The Nato helicopters that on November 26 flattened Volcano and Boulder, two Pakistani military outposts on the Afghan border, also blasted the alliance's own strategic interests. The Americans (and others) promptly talked of an accident, offering condolences and an inquiry into how 24 Pakistani soldiers were killed, and 13 more injured, during a night of attacks.

They also spoke of provocation by Taliban militants, who enjoy sanctuary on Pakistani soil and tentative backing from its army. A suggestion was even aired that there had been firing from the bases themselves.

Pakistan responded with fury, denying any provocations and accusing the attackers of outright aggression: a deliberate assault on its sovereignty. Nato had grid references for the posts, hundreds of metres inside Pakistani territory, yet had bombed sleeping soldiers and others who raced to help.

The attack continued for an hour or more, allegedly ignoring frantic appeals to halt. Pakistan's media dutifully pumped out the army line, stirring public outrage.

Surviving the test

Relations look dire. As a result of the incident, Pakistan's government said on November 29 that it would boycott the Afghan talks that are about to open in Bonn. Its army told America it must, within days, stop using Shamsi airbase in Balochistan for launching its drones.

Two land corridors that provide Nato in Afghanistan with half its supplies were shut. American demands for military intervention against insurgents in North Waziristan will again be batted away.

Yet the fact that the broad relationship has survived other severe tests this year suggests it may get over this one too.

Pakistanis were whipped into a fury when a CIA contractor shot dead two men in Lahore in January, provoking weeks of confrontation.
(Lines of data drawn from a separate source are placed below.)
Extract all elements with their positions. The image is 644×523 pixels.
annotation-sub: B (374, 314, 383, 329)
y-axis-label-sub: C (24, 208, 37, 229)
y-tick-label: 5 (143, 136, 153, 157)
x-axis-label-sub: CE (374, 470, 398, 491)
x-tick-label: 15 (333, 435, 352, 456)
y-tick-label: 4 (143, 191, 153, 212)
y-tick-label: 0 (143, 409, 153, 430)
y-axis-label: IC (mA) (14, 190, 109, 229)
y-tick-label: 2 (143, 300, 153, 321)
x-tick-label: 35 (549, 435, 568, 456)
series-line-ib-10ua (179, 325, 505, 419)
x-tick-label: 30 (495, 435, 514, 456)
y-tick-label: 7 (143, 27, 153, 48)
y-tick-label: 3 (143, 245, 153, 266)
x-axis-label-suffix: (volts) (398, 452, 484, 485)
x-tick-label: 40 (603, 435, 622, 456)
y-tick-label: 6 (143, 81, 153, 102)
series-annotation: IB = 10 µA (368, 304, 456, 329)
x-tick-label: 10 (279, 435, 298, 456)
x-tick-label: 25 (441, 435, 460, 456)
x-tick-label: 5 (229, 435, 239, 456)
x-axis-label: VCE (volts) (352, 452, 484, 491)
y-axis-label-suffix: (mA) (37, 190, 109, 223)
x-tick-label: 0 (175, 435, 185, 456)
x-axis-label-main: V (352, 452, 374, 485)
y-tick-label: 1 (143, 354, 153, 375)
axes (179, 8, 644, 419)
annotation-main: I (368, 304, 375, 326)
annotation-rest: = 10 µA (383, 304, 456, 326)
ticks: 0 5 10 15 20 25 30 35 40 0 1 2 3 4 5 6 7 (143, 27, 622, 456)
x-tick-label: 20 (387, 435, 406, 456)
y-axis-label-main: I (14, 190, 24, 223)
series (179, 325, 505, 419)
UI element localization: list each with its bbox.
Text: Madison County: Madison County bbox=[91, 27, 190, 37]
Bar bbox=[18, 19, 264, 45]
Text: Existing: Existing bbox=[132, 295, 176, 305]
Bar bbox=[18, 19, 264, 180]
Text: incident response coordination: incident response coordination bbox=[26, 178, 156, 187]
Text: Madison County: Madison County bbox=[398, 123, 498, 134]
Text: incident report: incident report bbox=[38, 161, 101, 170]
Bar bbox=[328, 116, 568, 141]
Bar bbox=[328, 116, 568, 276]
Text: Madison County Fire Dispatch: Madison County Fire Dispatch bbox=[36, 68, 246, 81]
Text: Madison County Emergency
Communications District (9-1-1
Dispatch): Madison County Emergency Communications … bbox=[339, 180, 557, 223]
That quarrel had just about been patched up by May, when American special forces discovered and killed Osama Bin Laden nesting in a house in a military town, Abbottabad.

Then, in September, it was the Americans' turn for dismay, after an Afghan insurgent group, the Haqqani network, seen as having close ties to the Pakistani army, launched a prolonged attack on their embassy in Kabul.

Growing bitter

The spate of incidents may continue. Anti-Americanism in Pakistan is rising to intense levels, which could spur younger, religiously minded officers, especially those who have not been trained by America, to demand a snapping of ties.

Yet policymakers both in Pakistan and America are likely to conclude that they still get enough from each other to make it too risky to break up just yet.

America needs Pakistan to get the Afghan Taliban and Haqqani network to talks, to do more on counter-terrorism, to allow drones to keep flying in its tribal areas and to keep its big nuclear arsenal safely locked up.

In turn, Pakistan's army, which to its neighbours looks isolated and paranoid, has no serious alternative to bidding for more lavish American aid. The result could be dismally cynical: each side using and attacking the other — and growing ever more bitter.